Sanık Avukatı: Teslim tarihini hatırlıyor musunuz?
Tanık Erkan Şahin: Ailem teslim etti, savcılıkta kayıtlıdır.
Engin Polat’ın avukatı Vahit Kaya: Engin ve Dilan Polat, Ahmet Selim Yazıcı vasıtasıyla tanıştığınızı söyledi. Ancak burada farklı bir şey anlatıyorsunuz. Çelişki nedir?
Tanık Erkan Şahin: Ahmet Selim ile Seyhan Soylu vasıtasıyla tanıştım.
Avukat Sevinç Horoz: Tanığın verdiği tarihlerde Dilan Polat ameliyat olmuştu. Bahsettiğiniz buluşmada herkes var mıydı?
Tanık Erkan Şahin: Tamamı vardı.
Avukat Sevinç Horoz: Bilgisayarınız ne zaman alındı?
Tanık Erkan Şahin: İddianame yazılmadan önce alındı.
Mahkeme Başkanı, sanıklara söz hakkı verdi. İlk olarak sanık Ahmet Gün konuştu.
Sanık Ahmet Gün: “Tanık beyanları hakkında söyleyecek bir şeyim yok. Hepsi duyuma dayanarak konuşuyorlar.”
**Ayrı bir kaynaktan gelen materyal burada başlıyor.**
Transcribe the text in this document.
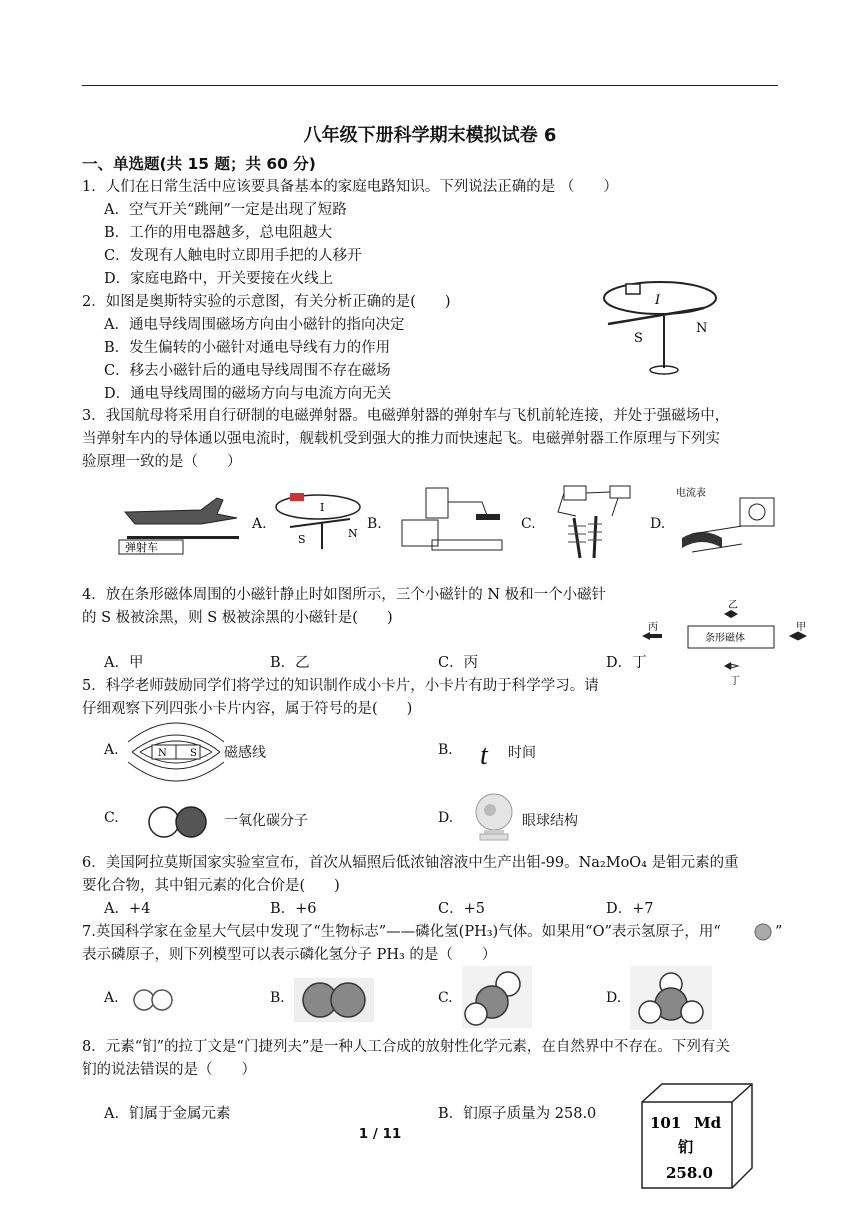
八年级下册科学期末模拟试卷 6
一、单选题(共 15 题；共 60 分)
1．人们在日常生活中应该要具备基本的家庭电路知识。下列说法正确的是 （　　）
A．空气开关“跳闸”一定是出现了短路
B．工作的用电器越多，总电阻越大
C．发现有人触电时立即用手把的人移开
D．家庭电路中，开关要接在火线上
2．如图是奥斯特实验的示意图，有关分析正确的是(　　)
A．通电导线周围磁场方向由小磁针的指向决定
B．发生偏转的小磁针对通电导线有力的作用
C．移去小磁针后的通电导线周围不存在磁场
D．通电导线周围的磁场方向与电流方向无关
I
S
N
3．我国航母将采用自行研制的电磁弹射器。电磁弹射器的弹射车与飞机前轮连接，并处于强磁场中，
当弹射车内的导体通以强电流时，舰载机受到强大的推力而快速起飞。电磁弹射器工作原理与下列实
验原理一致的是（　　）
弹射车
A.
I
S	N
B.	C.	D.
电流表
4．放在条形磁体周围的小磁针静止时如图所示，三个小磁针的 N 极和一个小磁针
的 S 极被涂黑，则 S 极被涂黑的小磁针是(　　)
A．甲	B．乙	C．丙	D．丁
条形磁体
乙
丙	甲
丁
5．科学老师鼓励同学们将学过的知识制作成小卡片，小卡片有助于科学学习。请
仔细观察下列四张小卡片内容，属于符号的是(　　)
A.	N S 磁感线	B. t 时间
C.	一氧化碳分子	D.	眼球结构
6．美国阿拉莫斯国家实验室宣布，首次从辐照后低浓铀溶液中生产出钼-99。Na₂MoO₄ 是钼元素的重
要化合物，其中钼元素的化合价是(　　)
A．+4	B．+6	C．+5	D．+7
7.英国科学家在金星大气层中发现了“生物标志”——磷化氢(PH₃)气体。如果用“O”表示氢原子，用“	”
表示磷原子，则下列模型可以表示磷化氢分子 PH₃ 的是（　　）
A.	B.	C.	D.
8．元素“钔”的拉丁文是“门捷列夫”是一种人工合成的放射性化学元素，在自然界中不存在。下列有关
钔的说法错误的是（　　）
A．钔属于金属元素	B．钔原子质量为 258.0	101 Md
钔
258.0
1 / 11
Sanık Sıla Doğu: “Biz kimseyi tanımıyoruz, Derkan Başer’i de tanımıyoruz. Hiçbirimiz onu tanımıyoruz. İddialara gelecek olursak, biz üç günlüğüne Kıbrıs’a gitmedik. Bahsettikleri Derkan Başer’in yüzünü dahi görmedik. Sağlık durumum iyi değil. Tedbirlerin kaldırılmasını ve beraatımı talep ediyorum.”
Sanık Engin Polat: “Hiç kimseyi tanımıyorum. Kendimizden eminiz. Şubelerimize el konuldu. Ticaretimizin başına dönmek ve şirketlerimizin iadesini istiyoruz.”
Sanık Dilan Polat: “Şerefim, haysiyetim ve çocuklarımın üzerine yemin ederim, ben hiçbirini tanımıyorum. Çok zorlanıyoruz. Tedbirlerin kaldırılmasını talep ediyorum.”